# Automatische Größenanpassung



## I am hungry (5. Juli 2010)

Hallo erstmal,

ich habe in Photoshop es soweit entwurfen wie ich die Seite am Ende haben will. Für alles auch einzelne Ebenen gemacht.

Nur jetzt mein Problem, wie platziere ich das ganze dann so, dass man es auf jedem Monitor auch genau so sieht und nicht dann Ende ist oder die Proportionen anders sind.

Den Hintergrund habe ich im repeat laufen und macht somit keine Probleme bei anderen Auflösungen nur ebend alles andere.




Ich hoffe ihr habt verstanden was ich meinte.


----------



## Maik (5. Juli 2010)

Hi,

Photoshop-Design mit automatischer Größenanpassung?

Die Frage hatten wir heute doch schon mal auf der Agenda, und wäre dir bei Nutzung der Suchfunktion  nach möglichen Lösungsansätzen über den Weg gelaufen: PS-Website und Browseranpassung.

Und von welchen Proportionen sprichst du konkret, die in den diversen Monitorauflösungen nicht deckungsgleich erscheinen würden?

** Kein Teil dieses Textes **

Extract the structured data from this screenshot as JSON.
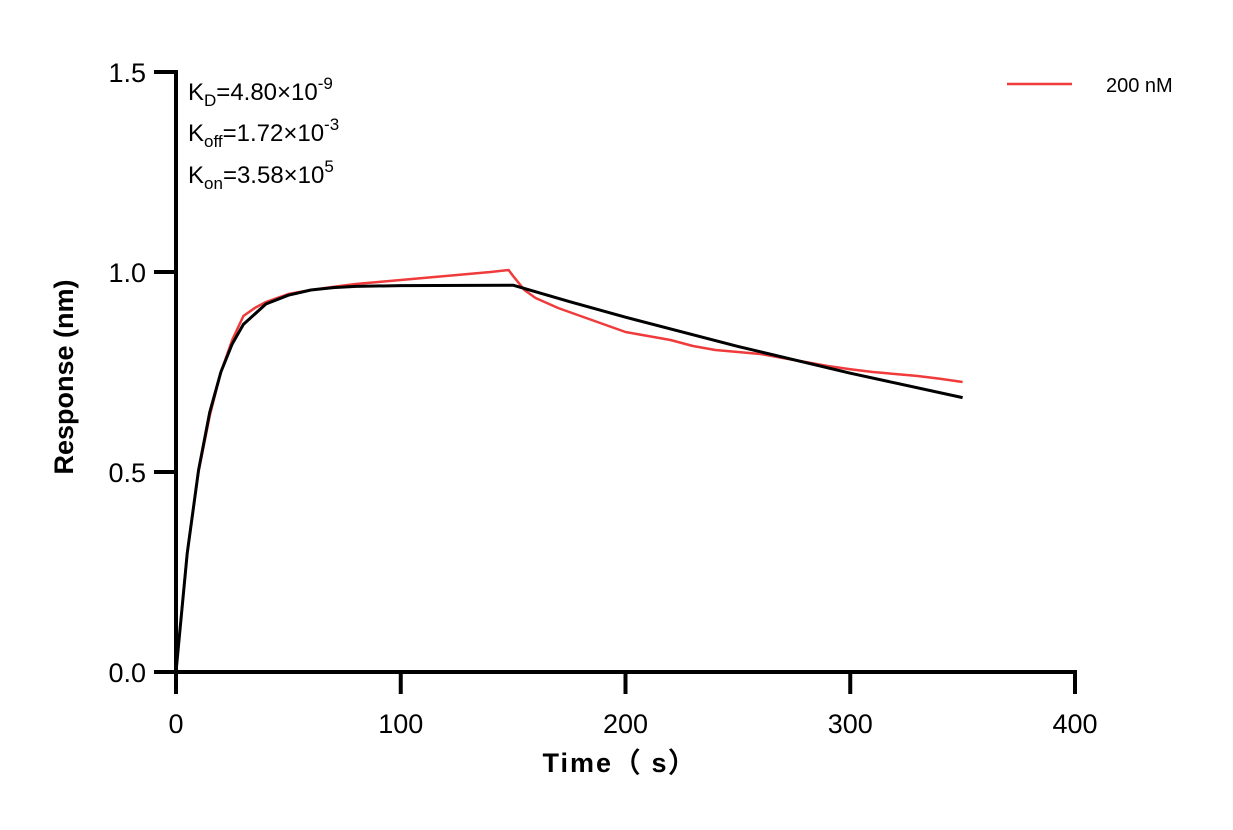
{
  "chart_data": {
    "type": "line",
    "xlabel": "Time（ s）",
    "ylabel": "Response (nm)",
    "xlim": [
      0,
      400
    ],
    "ylim": [
      0,
      1.5
    ],
    "xticks": [
      "0",
      "100",
      "200",
      "300",
      "400"
    ],
    "xtick_values": [
      0,
      100,
      200,
      300,
      400
    ],
    "yticks": [
      "0.0",
      "0.5",
      "1.0",
      "1.5"
    ],
    "ytick_values": [
      0,
      0.5,
      1.0,
      1.5
    ],
    "grid": false,
    "legend_position": "top-right",
    "annotations": {
      "kd": {
        "base": "K",
        "sub": "D",
        "text": "=4.80×10",
        "sup": "-9"
      },
      "koff": {
        "base": "K",
        "sub": "off",
        "text": "=1.72×10",
        "sup": "-3"
      },
      "kon": {
        "base": "K",
        "sub": "on",
        "text": "=3.58×10",
        "sup": "5"
      }
    },
    "series": [
      {
        "name": "200 nM",
        "color": "#ef3b3b",
        "x": [
          0,
          5,
          10,
          15,
          20,
          25,
          30,
          35,
          40,
          50,
          60,
          70,
          80,
          90,
          100,
          110,
          120,
          130,
          140,
          148,
          150,
          155,
          160,
          170,
          180,
          190,
          200,
          210,
          220,
          230,
          240,
          250,
          260,
          270,
          280,
          290,
          300,
          310,
          320,
          330,
          340,
          350
        ],
        "y": [
          0,
          0.3,
          0.5,
          0.64,
          0.75,
          0.83,
          0.89,
          0.91,
          0.925,
          0.945,
          0.955,
          0.963,
          0.97,
          0.975,
          0.98,
          0.985,
          0.99,
          0.995,
          1.0,
          1.005,
          0.99,
          0.955,
          0.935,
          0.91,
          0.89,
          0.87,
          0.85,
          0.84,
          0.83,
          0.815,
          0.805,
          0.8,
          0.795,
          0.785,
          0.775,
          0.765,
          0.757,
          0.75,
          0.745,
          0.74,
          0.733,
          0.725
        ]
      },
      {
        "color": "#000000",
        "x": [
          0,
          5,
          10,
          15,
          20,
          25,
          30,
          40,
          50,
          60,
          70,
          80,
          100,
          150,
          175,
          200,
          250,
          300,
          350
        ],
        "y": [
          0,
          0.296,
          0.504,
          0.649,
          0.75,
          0.82,
          0.869,
          0.92,
          0.942,
          0.955,
          0.961,
          0.964,
          0.966,
          0.967,
          0.926,
          0.887,
          0.814,
          0.747,
          0.686
        ]
      }
    ]
  }
}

Falls du mit absoluten Positionsangaben dein Layout umgesetzt hast, und erreichen möchtest, dass dies in der Fenstermitte ausgerichtet wird, empfehle ich ein weiteres DIV, das den best. HTML-Code umschließt, und im CSS u.a. mit position:relative formatiert wird, damit sich die absoluten Positionierungen darin relativ verhalten, sprich auf die Ränder dieses Elements beziehen, und nicht auf den Dokumentkörper (Fensterrand).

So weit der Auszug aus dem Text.